US shale oil seen rising fast
The boom in North American shale oil could expand even faster than forecast if the crude is produced responsibly, energy experts say.
The National Petroleum Council recently forecast that some 3 million barrels per day of shale oil could be produced in North America by 2035 if regulations were favorable to the industry.
The shale oil surge in Bakken, North Dakota and other areas of the country are estimated to be about five years behind the natural gas shale boom. Rapid advancements in hydraulic fracturing, or fracking, and directional drilling have boosted output of both fuels.
“My personal feeling is it could be earlier than 2035 that we get to (3 million bpd) given the pace of development we are seeing in places like the Bakken and increasingly in other arenas,” Andrew Slaughter, a business advisor at Shell Exploration & Production Company, told a panel at the Center for Strategic and International Studies.

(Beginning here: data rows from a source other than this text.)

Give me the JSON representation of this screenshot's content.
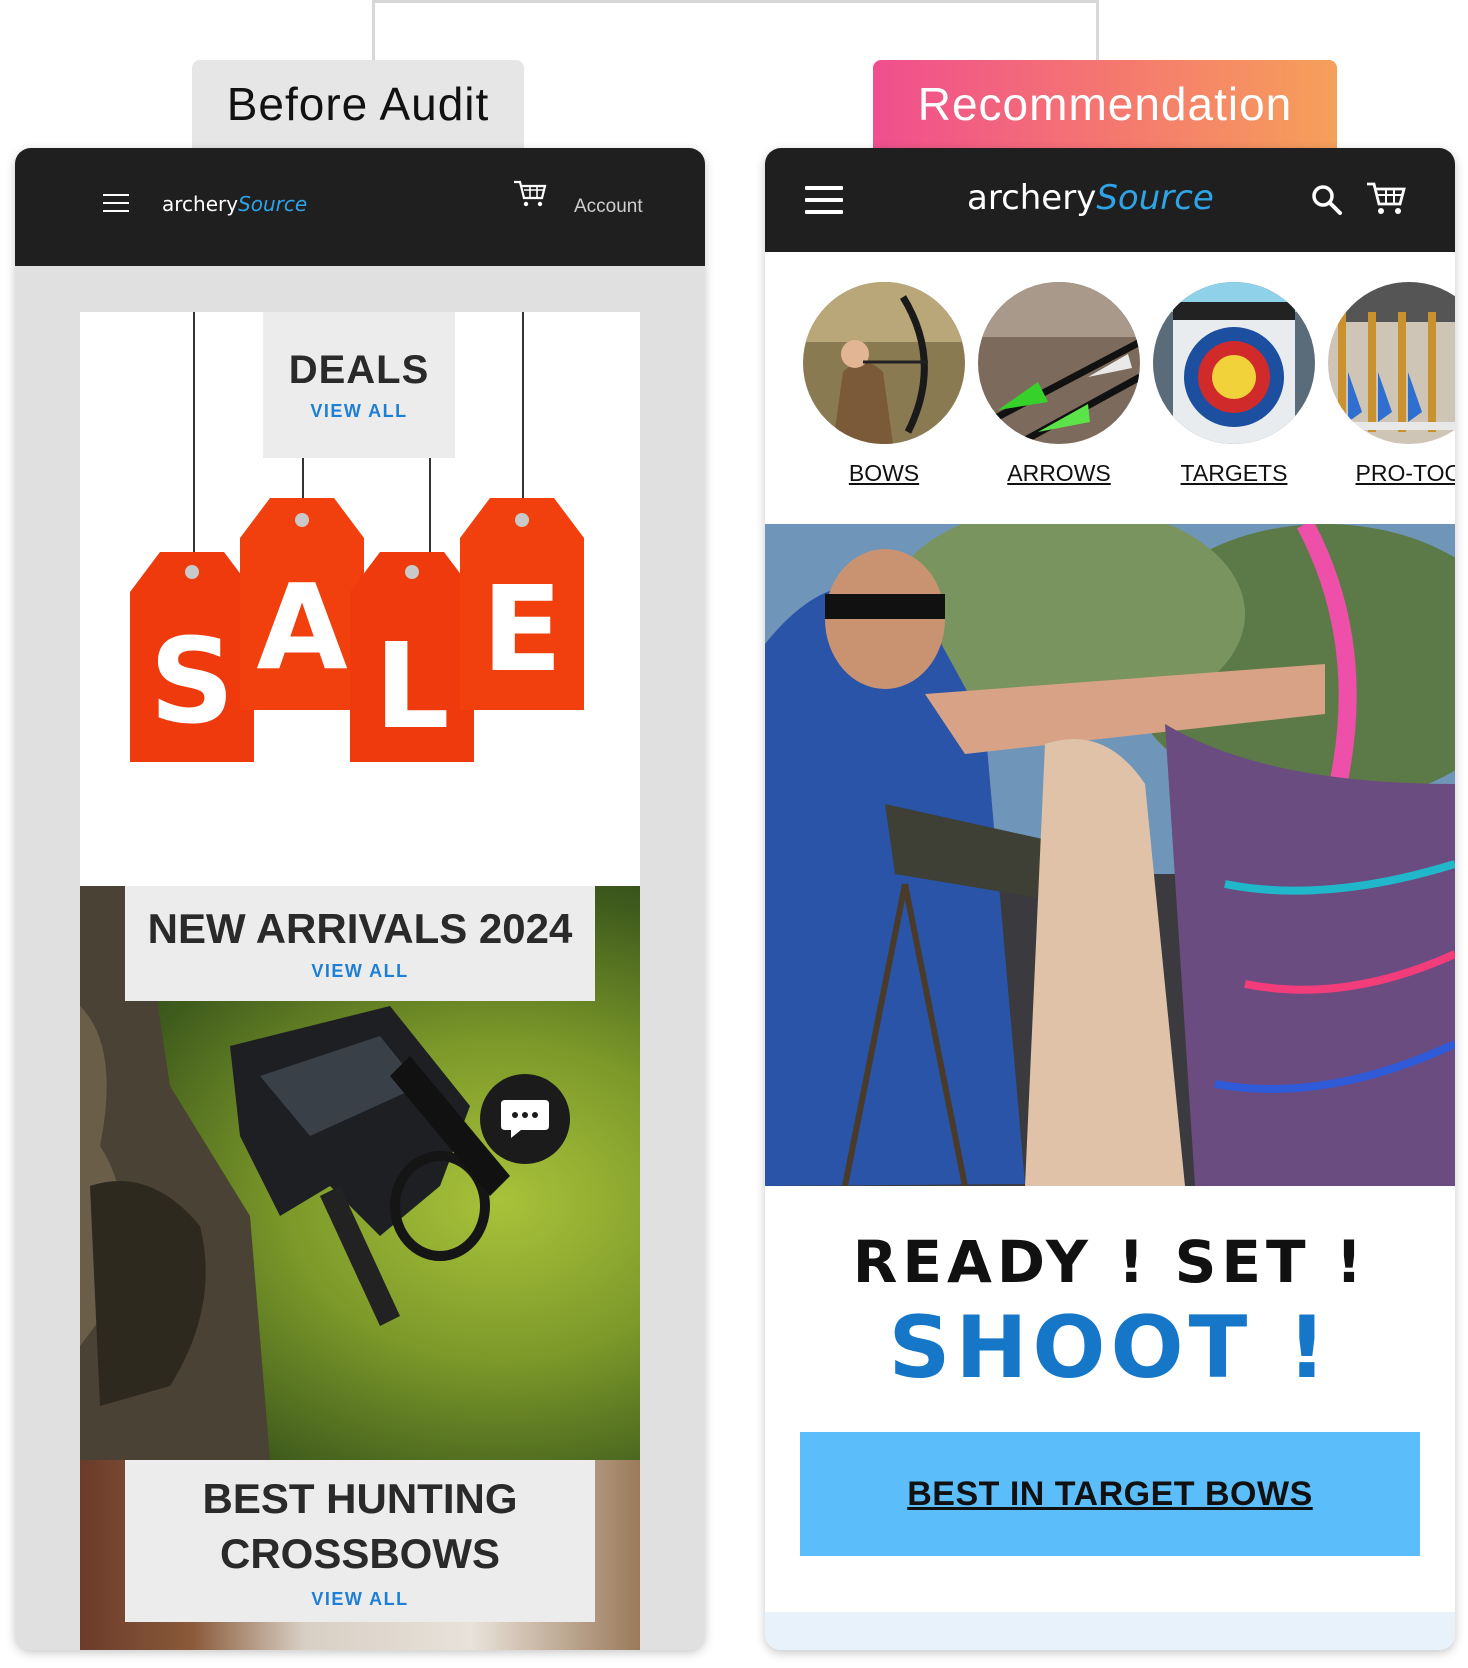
{
  "labels": {
    "before": "Before Audit",
    "recommendation": "Recommendation"
  },
  "left": {
    "header": {
      "logo_word": "archery",
      "logo_accent": "Source",
      "account": "Account"
    },
    "deals": {
      "title": "DEALS",
      "view_all": "VIEW ALL",
      "sale_letters": [
        "S",
        "A",
        "L",
        "E"
      ]
    },
    "arrivals": {
      "title": "NEW ARRIVALS 2024",
      "view_all": "VIEW ALL"
    },
    "hunting": {
      "title_line1": "BEST HUNTING",
      "title_line2": "CROSSBOWS",
      "view_all": "VIEW ALL"
    }
  },
  "right": {
    "header": {
      "logo_word": "archery",
      "logo_accent": "Source"
    },
    "categories": [
      {
        "label": "BOWS"
      },
      {
        "label": "ARROWS"
      },
      {
        "label": "TARGETS"
      },
      {
        "label": "PRO-TOO"
      }
    ],
    "headline_line1": "READY ! SET !",
    "headline_line2": "SHOOT !",
    "cta": "BEST IN TARGET BOWS"
  },
  "colors": {
    "header_bg": "#1f1f1f",
    "accent_blue": "#1677c8",
    "cta_bg": "#5bbdf9",
    "sale_red": "#ee3a0c",
    "rec_gradient_start": "#f04e8e",
    "rec_gradient_end": "#f6a05a"
  }
}
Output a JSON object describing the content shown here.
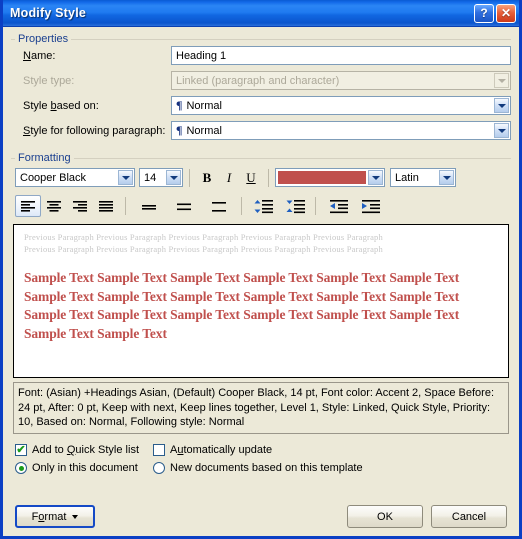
{
  "window": {
    "title": "Modify Style",
    "help_label": "?",
    "close_label": "✕"
  },
  "properties": {
    "legend": "Properties",
    "name_label": "Name:",
    "name_value": "Heading 1",
    "style_type_label": "Style type:",
    "style_type_value": "Linked (paragraph and character)",
    "based_on_label": "Style based on:",
    "based_on_value": "Normal",
    "following_label": "Style for following paragraph:",
    "following_value": "Normal",
    "pilcrow": "¶"
  },
  "formatting": {
    "legend": "Formatting",
    "font_family": "Cooper Black",
    "font_size": "14",
    "bold_label": "B",
    "italic_label": "I",
    "underline_label": "U",
    "font_color": "#c0504d",
    "script": "Latin",
    "align_left": "align-left",
    "align_center": "align-center",
    "align_right": "align-right",
    "align_justify": "align-justify",
    "line_spacing_single": "line-spacing-single",
    "line_spacing_1_5": "line-spacing-1.5",
    "line_spacing_double": "line-spacing-double",
    "space_before": "decrease-paragraph-spacing",
    "space_after": "increase-paragraph-spacing",
    "indent_decrease": "decrease-indent",
    "indent_increase": "increase-indent"
  },
  "preview": {
    "previous_paragraph_line1": "Previous Paragraph Previous Paragraph Previous Paragraph Previous Paragraph Previous Paragraph",
    "previous_paragraph_line2": "Previous Paragraph Previous Paragraph Previous Paragraph Previous Paragraph Previous Paragraph",
    "sample_text": "Sample Text Sample Text Sample Text Sample Text Sample Text Sample Text Sample Text Sample Text Sample Text Sample Text Sample Text Sample Text Sample Text Sample Text Sample Text Sample Text Sample Text Sample Text Sample Text Sample Text"
  },
  "description": "Font: (Asian) +Headings Asian, (Default) Cooper Black, 14 pt, Font color: Accent 2, Space Before: 24 pt, After:  0 pt, Keep with next, Keep lines together, Level 1, Style: Linked, Quick Style, Priority: 10, Based on: Normal, Following style: Normal",
  "options": {
    "add_to_quick_style": "Add to Quick Style list",
    "add_to_quick_style_checked": true,
    "automatically_update": "Automatically update",
    "automatically_update_checked": false,
    "only_this_document": "Only in this document",
    "only_this_document_selected": true,
    "new_documents_template": "New documents based on this template",
    "new_documents_template_selected": false,
    "check_mark": "✔"
  },
  "footer": {
    "format_label": "Format",
    "ok_label": "OK",
    "cancel_label": "Cancel"
  }
}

The surge could threaten Saudi Arabia’s dominant role in world oil markets, and it also eases the urgency to develop the kingdom’s own reserves, its state energy company said last month.
The US Energy Information Administration on Tuesday raised its forecast for 2012 liquid fuel output by 37% on faster growth from shale oil.
Bakken, which began producing in the early 2000s after being discovered in the 1950s, is yielding about 450000 barrels per day, or about 8% of US crude output.
Another shale oil deposit, known as Eagle Ford in Texas, is potentially even more profitable, said Danny Brown, a general manager at Anadarko Petroleum Corp.
There are also 14 or 16 other shale oil fields in North America that are in the early stages of development.
Like fracking for natural gas, shale oil has raised the hackles of environmentalists.
In the fracking process companies blast large amounts of water, mixed with chemicals and sand, deep underground to release the fuels.
Environmentalists are concerned the process uses large amounts of water and employs potentially dangerous chemicals that could contaminate the ground water. In the shale oil, they also abhor companies flaring off large amounts of natural gas in the process, leading to excess emissions.
James Sorensen, a research manager at the Energy & Environmental Research Center in North Dakota said companies could ease those concerns by recycling water and by stopping the flaring.